Jameson Lopp, Chief Security Officer dari perusahaan kustodian Bitcoin Casa, memperingatkan bahaya serangan address poisoning, sebuah bentuk penipuan rekayasa sosial yang menggunakan alamat Bitcoin yang mirip dari riwayat transaksi korban untuk mengelabui mereka agar mengirim dana ke alamat berbahaya.
Dalam artikel yang diterbitkan pada 6 Februari, Lopp menjelaskan bahwa pelaku menghasilkan alamat BTC yang memiliki digit awal dan akhir yang sama dengan alamat dari riwayat transaksi korban. Setelah menganalisis riwayat blockchain Bitcoin untuk jenis serangan ini, Lopp menemukan:
“Transaksi semacam ini pertama kali muncul pada blok 797570, tanggal 7 Juli 2023, yang mencatat 36 transaksi.
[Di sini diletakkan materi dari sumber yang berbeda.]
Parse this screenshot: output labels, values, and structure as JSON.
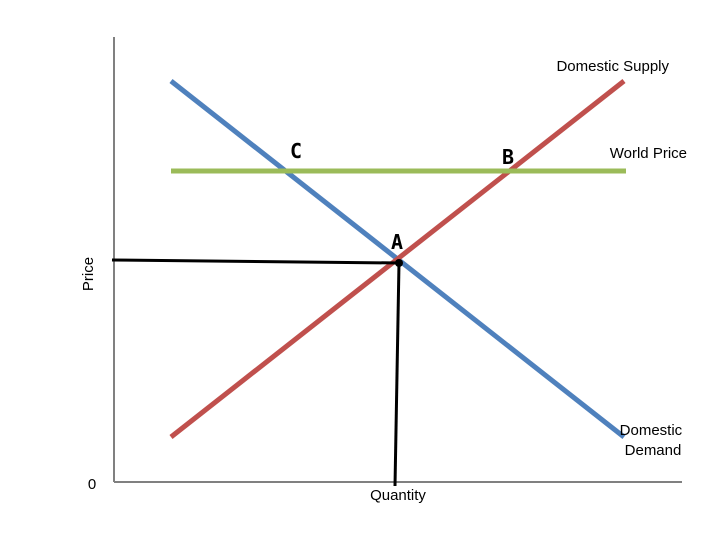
{
  "chart_data": {
    "type": "line",
    "title": "",
    "xlabel": "Quantity",
    "ylabel": "Price",
    "origin_label": "0",
    "colors": {
      "supply": "#c0504d",
      "demand": "#4f81bd",
      "world_price": "#9bbb59",
      "guide": "#000000",
      "axis": "#808080"
    },
    "series": [
      {
        "key": "supply",
        "name": "Domestic Supply"
      },
      {
        "key": "demand",
        "name": "Domestic Demand"
      },
      {
        "key": "world_price",
        "name": "World Price"
      }
    ],
    "points": [
      {
        "key": "A",
        "label": "A"
      },
      {
        "key": "B",
        "label": "B"
      },
      {
        "key": "C",
        "label": "C"
      }
    ]
  }
}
Lalu, tidak ada aktivitas hingga blok 819455, 12 Desember 2023, setelah itu mulai muncul ledakan transaksi rutin hingga blok 881172, 28 Januari 2025, sebelum kemudian vakum selama 2 bulan dan kembali aktif.”
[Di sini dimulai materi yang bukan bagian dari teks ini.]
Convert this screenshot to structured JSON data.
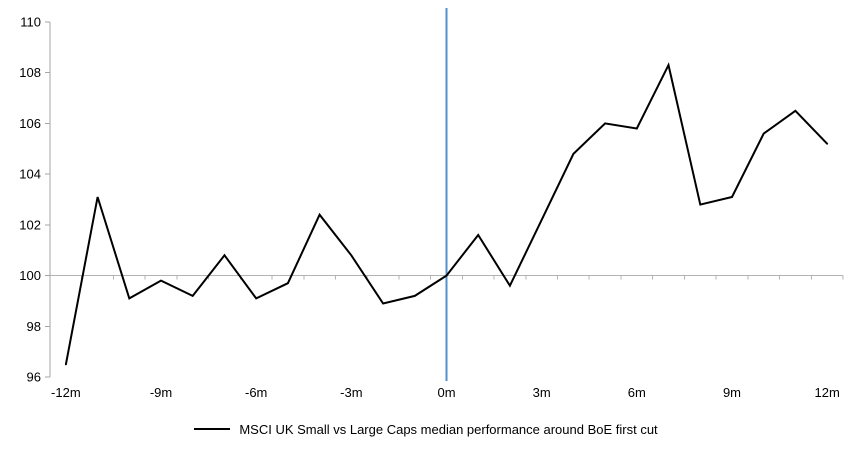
{
  "chart_data": {
    "type": "line",
    "legend": "MSCI UK Small vs Large Caps median performance around BoE first cut",
    "x": [
      -12,
      -11,
      -10,
      -9,
      -8,
      -7,
      -6,
      -5,
      -4,
      -3,
      -2,
      -1,
      0,
      1,
      2,
      3,
      4,
      5,
      6,
      7,
      8,
      9,
      10,
      11,
      12
    ],
    "series": [
      {
        "name": "MSCI UK Small vs Large Caps median performance around BoE first cut",
        "values": [
          96.5,
          103.1,
          99.1,
          99.8,
          99.2,
          100.8,
          99.1,
          99.7,
          102.4,
          100.8,
          98.9,
          99.2,
          100.0,
          101.6,
          99.6,
          102.2,
          104.8,
          106.0,
          105.8,
          108.3,
          102.8,
          103.1,
          105.6,
          106.5,
          105.2
        ]
      }
    ],
    "xtick_positions": [
      -12,
      -9,
      -6,
      -3,
      0,
      3,
      6,
      9,
      12
    ],
    "xtick_labels": [
      "-12m",
      "-9m",
      "-6m",
      "-3m",
      "0m",
      "3m",
      "6m",
      "9m",
      "12m"
    ],
    "ytick_values": [
      96,
      98,
      100,
      102,
      104,
      106,
      108,
      110
    ],
    "ylim": [
      96,
      110
    ],
    "baseline_value": 100,
    "event_line_x": 0,
    "grid": "off",
    "legend_position": "bottom",
    "colors": {
      "series": "#000000",
      "event_line": "#5390cd",
      "axis": "#a6a6a6",
      "baseline": "#b3b3b3",
      "background": "#ffffff",
      "text": "#000000"
    }
  }
}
“Selama 18 bulan tersebut, tercatat hampir 48.000 transaksi yang masuk dalam kategori dugaan serangan address poisoning,” tambah Lopp.
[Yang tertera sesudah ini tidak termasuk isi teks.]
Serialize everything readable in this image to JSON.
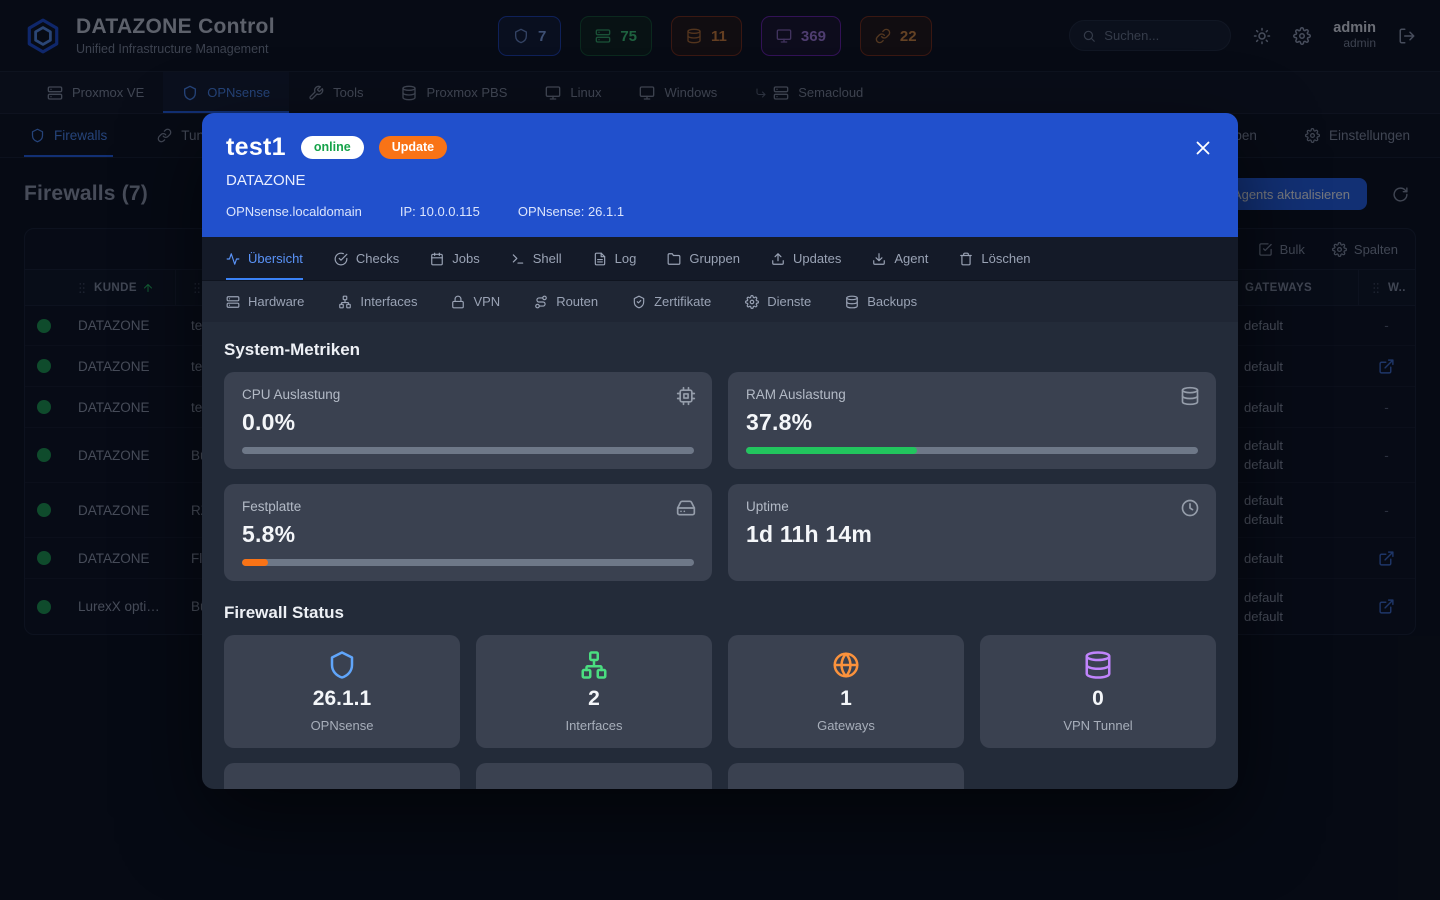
{
  "app": {
    "title": "DATAZONE Control",
    "subtitle": "Unified Infrastructure Management"
  },
  "topbar": {
    "badges": [
      {
        "icon": "shield",
        "value": "7"
      },
      {
        "icon": "server",
        "value": "75"
      },
      {
        "icon": "database",
        "value": "11"
      },
      {
        "icon": "monitor",
        "value": "369"
      },
      {
        "icon": "link",
        "value": "22"
      }
    ],
    "search_placeholder": "Suchen...",
    "user": {
      "name": "admin",
      "role": "admin"
    }
  },
  "nav": {
    "items": [
      {
        "label": "Proxmox VE",
        "icon": "server"
      },
      {
        "label": "OPNsense",
        "icon": "shield"
      },
      {
        "label": "Tools",
        "icon": "wrench"
      },
      {
        "label": "Proxmox PBS",
        "icon": "database"
      },
      {
        "label": "Linux",
        "icon": "monitor"
      },
      {
        "label": "Windows",
        "icon": "monitor"
      },
      {
        "label": "Semacloud",
        "icon": "server"
      }
    ]
  },
  "subnav": {
    "left": [
      {
        "label": "Firewalls",
        "icon": "shield"
      },
      {
        "label": "Tunnels",
        "icon": "link"
      }
    ],
    "right": [
      {
        "label": "Gruppen",
        "icon": "folder"
      },
      {
        "label": "Einstellungen",
        "icon": "gear"
      }
    ]
  },
  "page": {
    "heading": "Firewalls (7)",
    "agents_button": "Agents aktualisieren",
    "toolbar": {
      "bulk": "Bulk",
      "columns": "Spalten"
    },
    "table": {
      "columns": {
        "kunde": "KUNDE",
        "gateways": "GATEWAYS",
        "web": "W.."
      },
      "rows": [
        {
          "status": "online",
          "kunde": "DATAZONE",
          "name_fragment": "te",
          "gateways": [
            "default"
          ],
          "web": "-"
        },
        {
          "status": "online",
          "kunde": "DATAZONE",
          "name_fragment": "te",
          "gateways": [
            "default"
          ],
          "web": "link"
        },
        {
          "status": "online",
          "kunde": "DATAZONE",
          "name_fragment": "te",
          "gateways": [
            "default"
          ],
          "web": "-"
        },
        {
          "status": "online",
          "kunde": "DATAZONE",
          "name_fragment": "Bü",
          "gateways": [
            "default",
            "default"
          ],
          "web": "-"
        },
        {
          "status": "online",
          "kunde": "DATAZONE",
          "name_fragment": "RZ",
          "gateways": [
            "default",
            "default"
          ],
          "web": "-"
        },
        {
          "status": "online",
          "kunde": "DATAZONE",
          "name_fragment": "Fl",
          "gateways": [
            "default"
          ],
          "web": "link"
        },
        {
          "status": "online",
          "kunde": "LurexX opti…",
          "name_fragment": "Bü",
          "gateways": [
            "default",
            "default"
          ],
          "web": "link"
        }
      ]
    }
  },
  "modal": {
    "title": "test1",
    "status_badge": "online",
    "update_badge": "Update",
    "customer": "DATAZONE",
    "hostname": "OPNsense.localdomain",
    "ip_label": "IP: 10.0.0.115",
    "version_label": "OPNsense: 26.1.1",
    "tabs": [
      {
        "label": "Übersicht",
        "icon": "activity"
      },
      {
        "label": "Checks",
        "icon": "check-circle"
      },
      {
        "label": "Jobs",
        "icon": "calendar"
      },
      {
        "label": "Shell",
        "icon": "terminal"
      },
      {
        "label": "Log",
        "icon": "file-text"
      },
      {
        "label": "Gruppen",
        "icon": "folder"
      },
      {
        "label": "Updates",
        "icon": "upload"
      },
      {
        "label": "Agent",
        "icon": "download"
      },
      {
        "label": "Löschen",
        "icon": "trash"
      }
    ],
    "subtabs": [
      {
        "label": "Hardware",
        "icon": "server"
      },
      {
        "label": "Interfaces",
        "icon": "network"
      },
      {
        "label": "VPN",
        "icon": "lock"
      },
      {
        "label": "Routen",
        "icon": "route"
      },
      {
        "label": "Zertifikate",
        "icon": "shield-check"
      },
      {
        "label": "Dienste",
        "icon": "gear"
      },
      {
        "label": "Backups",
        "icon": "database"
      }
    ],
    "metrics_heading": "System-Metriken",
    "metrics": [
      {
        "label": "CPU Auslastung",
        "value": "0.0%",
        "icon": "cpu",
        "percent": 0,
        "bar_color": "#22c55e"
      },
      {
        "label": "RAM Auslastung",
        "value": "37.8%",
        "icon": "database",
        "percent": 37.8,
        "bar_color": "#22c55e"
      },
      {
        "label": "Festplatte",
        "value": "5.8%",
        "icon": "harddrive",
        "percent": 5.8,
        "bar_color": "#f97316"
      },
      {
        "label": "Uptime",
        "value": "1d 11h 14m",
        "icon": "clock"
      }
    ],
    "status_heading": "Firewall Status",
    "status_cards": [
      {
        "value": "26.1.1",
        "label": "OPNsense",
        "icon": "shield",
        "color": "#60a5fa"
      },
      {
        "value": "2",
        "label": "Interfaces",
        "icon": "network",
        "color": "#4ade80"
      },
      {
        "value": "1",
        "label": "Gateways",
        "icon": "globe",
        "color": "#fb923c"
      },
      {
        "value": "0",
        "label": "VPN Tunnel",
        "icon": "database",
        "color": "#c084fc"
      }
    ],
    "status_cards_row2": [
      {
        "icon": "shield",
        "color": "#2dd4bf"
      },
      {
        "icon": "check-circle",
        "color": "#2dd4bf"
      },
      {
        "icon": "activity",
        "color": "#2dd4bf"
      }
    ]
  },
  "colors": {
    "accent": "#2563eb",
    "modal_header_blue": "#2150cc",
    "online_green": "#16a34a",
    "update_orange": "#f97316",
    "status_dot_green": "#1d9d4c"
  }
}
Lopp pun mendesak para pemilik Bitcoin untuk selalu memeriksa alamat tujuan secara menyeluruh sebelum mengirim dana, dan meminta antarmuka dompet (wallet interface) agar menampilkan alamat lengkap secara lebih jelas. Peringatan ini menjadi sorotan akan meningkatnya eksploitasi keamanan siber dan skema penipuan di industri kripto.
Serangan Address Poisoning Telan Dana Pengguna Hingga Miliaran Dolar
Menurut perusahaan keamanan siber Cyvers, lebih dari US$1,2 juta dicuri melalui serangan address poisoning selama Maret 2025. CEO Cyvers, Deddy Lavid, menyebut bahwa jenis serangan ini telah merugikan pengguna sebesar US$1,8 juta pada Februari.
Sementara itu, firma keamanan blockchain PeckShield memperkirakan total kerugian akibat peretasan kripto selama kuartal pertama 2025 telah melebihi US$1,6 miliar, dengan kasus peretasan Bybit menyumbang sebagian besar kerugian tersebut.
Peretasan Bybit pada Februari menjadi kasus peretasan kripto terbesar dalam sejarah, dengan nilai kerugian mencapai US$1,4 miliar.
Pakar keamanan siber mengaitkan serangan-serangan ini dengan peretas yang berafiliasi dengan negara Korea Utara, yang dikenal menggunakan skema rekayasa sosial yang kompleks dan terus berkembang untuk mencuri kripto maupun data sensitif dari target-targetnya.
Skema umum dari Lazarus Group mencakup tawaran pekerjaan palsu, pertemuan Zoom dengan “investor” palsu, hingga penipuan phishing di media sosial.